With FSx for OpenZFS, NFS clients can use the nconnect mount option to have multiple TCP connections (up to 16) associated with a single NFS mount. Such an NFS client multiplexes file operations onto multiple TCP connections (multi-flow) in a round-robin fashion to obtain improved performance beyond single TCP connection (single-flow) limits. For more information on single-flow limits, see Amazon EC2 instance network bandwidth in the Amazon EC2 User Guide for Linux Instances.

The following command demonstrates how to use the nconnect mount option to mount an FSx for OpenZFS volume with a maximum of 16 simultaneous connections:

sudo mount -t nfs -o nconnect=16 filesystem_dns_name:/vol_path /localpath

See your NFS client documentation to confirm whether nconnect is supported in your client version. NFS nconnect is included by default in Linux kernel versions 5.3 and above, meaning it is supported on EC2 instances running Ubuntu 18.04 or RHEL8.3.

NFS v3

FSx for OpenZFS file systems flexibly support multiple versions of the NFS protocol (v3, v4.0, v4.1, v4.2). While more recent versions of NFS can better support simultaneous access from many clients (due to a more robust file-locking mechanism) and client-side caching, NFSv3 may still provide improved latency, throughput, and IOPS performance for performance-sensitive workloads.

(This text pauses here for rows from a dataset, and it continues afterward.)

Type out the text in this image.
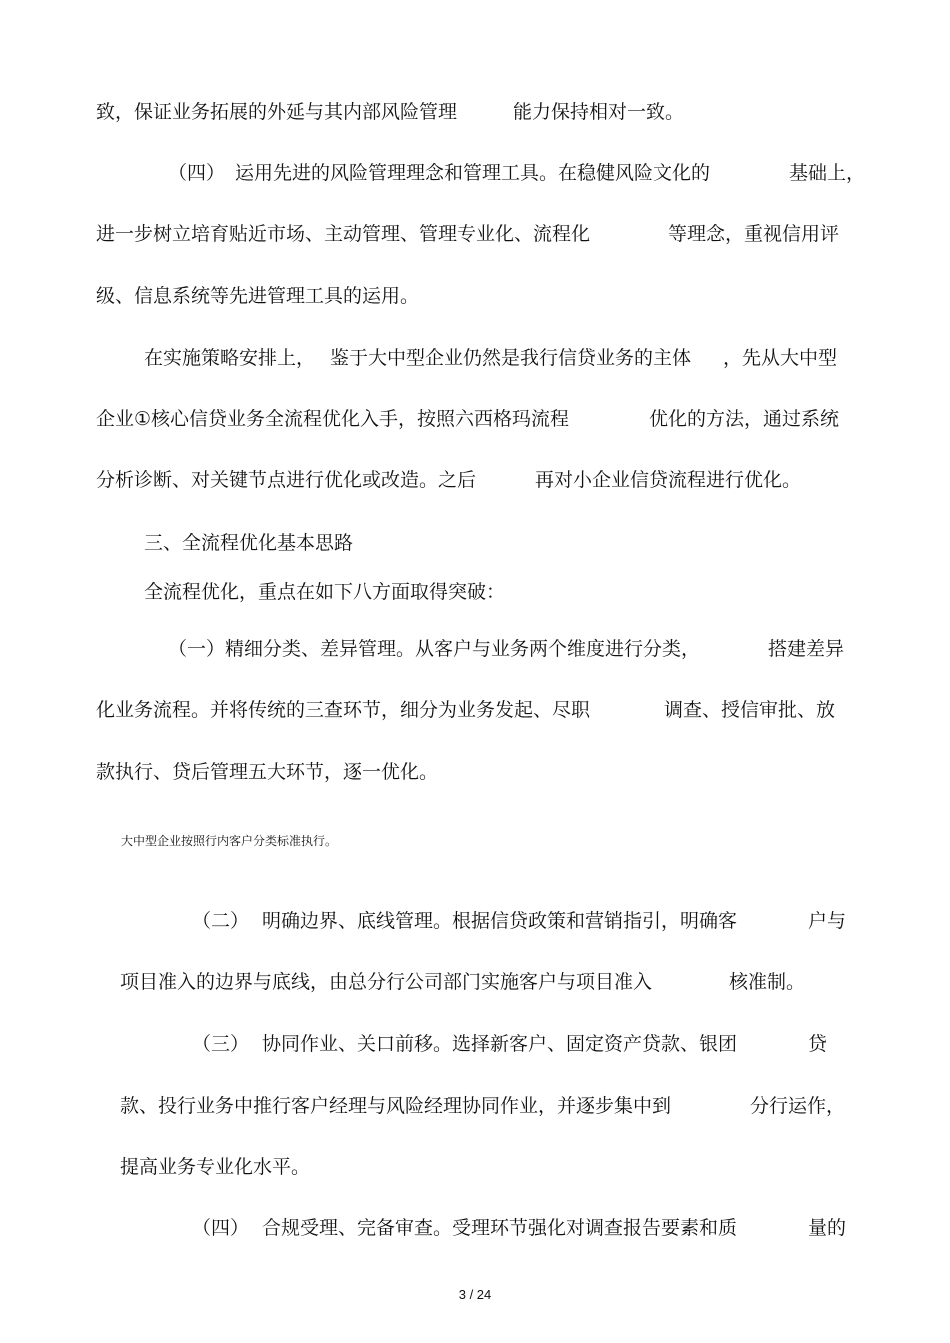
致，保证业务拓展的外延与其内部风险管理

	能力保持相对一致。

（四）

运用先进的风险管理理念和管理工具。在稳健风险文化的

	基础上，

进一步树立培育贴近市场、主动管理、管理专业化、流程化

	等理念，重视信用评

级、信息系统等先进管理工具的运用。

在实施策略安排上，

鉴于大中型企业仍然是我行信贷业务的主体

，先从大中型

企业①核心信贷业务全流程优化入手，按照六西格玛流程

	优化的方法，通过系统

分析诊断、对关键节点进行优化或改造。之后

	再对小企业信贷流程进行优化。

三、全流程优化基本思路

全流程优化，重点在如下八方面取得突破：

（一）精细分类、差异管理。从客户与业务两个维度进行分类，

	搭建差异

化业务流程。并将传统的三查环节，细分为业务发起、尽职

	调查、授信审批、放

款执行、贷后管理五大环节，逐一优化。

大中型企业按照行内客户分类标准执行。

（二）

明确边界、底线管理。根据信贷政策和营销指引，明确客

	户与

项目准入的边界与底线，由总分行公司部门实施客户与项目准入

	核准制。

（三）

协同作业、关口前移。选择新客户、固定资产贷款、银团

	贷

款、投行业务中推行客户经理与风险经理协同作业，并逐步集中到

	分行运作，

提高业务专业化水平。

（四）

合规受理、完备审查。受理环节强化对调查报告要素和质

	量的

3 / 24
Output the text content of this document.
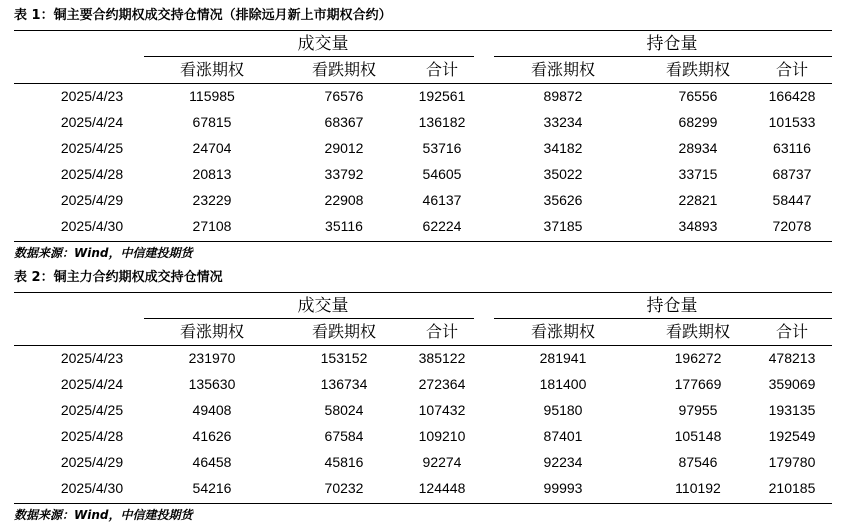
表 1：铜主要合约期权成交持仓情况（排除远月新上市期权合约）
成交量	持仓量
看涨期权	看跌期权	合计	看涨期权	看跌期权	合计
2025/4/23	115985	76576	192561	89872	76556	166428
2025/4/24	67815	68367	136182	33234	68299	101533
2025/4/25	24704	29012	53716	34182	28934	63116
2025/4/28	20813	33792	54605	35022	33715	68737
2025/4/29	23229	22908	46137	35626	22821	58447
2025/4/30	27108	35116	62224	37185	34893	72078
数据来源：Wind，中信建投期货
表 2：铜主力合约期权成交持仓情况
成交量	持仓量
看涨期权	看跌期权	合计	看涨期权	看跌期权	合计
2025/4/23	231970	153152	385122	281941	196272	478213
2025/4/24	135630	136734	272364	181400	177669	359069
2025/4/25	49408	58024	107432	95180	97955	193135
2025/4/28	41626	67584	109210	87401	105148	192549
2025/4/29	46458	45816	92274	92234	87546	179780
2025/4/30	54216	70232	124448	99993	110192	210185
数据来源：Wind，中信建投期货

You can mount using NFSv3 from Linux, Windows, or macOS EC2 instances. For more information, see Mounting FSx for OpenZFS volumes.

The following example illustrates how to specify NFS v3 when mounting an FSx for OpenZFS volume:

sudo mount -t nfs -o nfsvers=3 fs-dns-name:/vol_path /local_path

NFS delegations

To improve the ability of NFS clients to cache data locally, NFSv4 introduced NFS delegations, or the ability of the server to delegate certain responsibilities to the client. If the client is granted a read delegation, it is assured that no other client has the ability to write to the file for the duration of the delegation, meaning that the client can read from its local copy instead of having to go back to the file server.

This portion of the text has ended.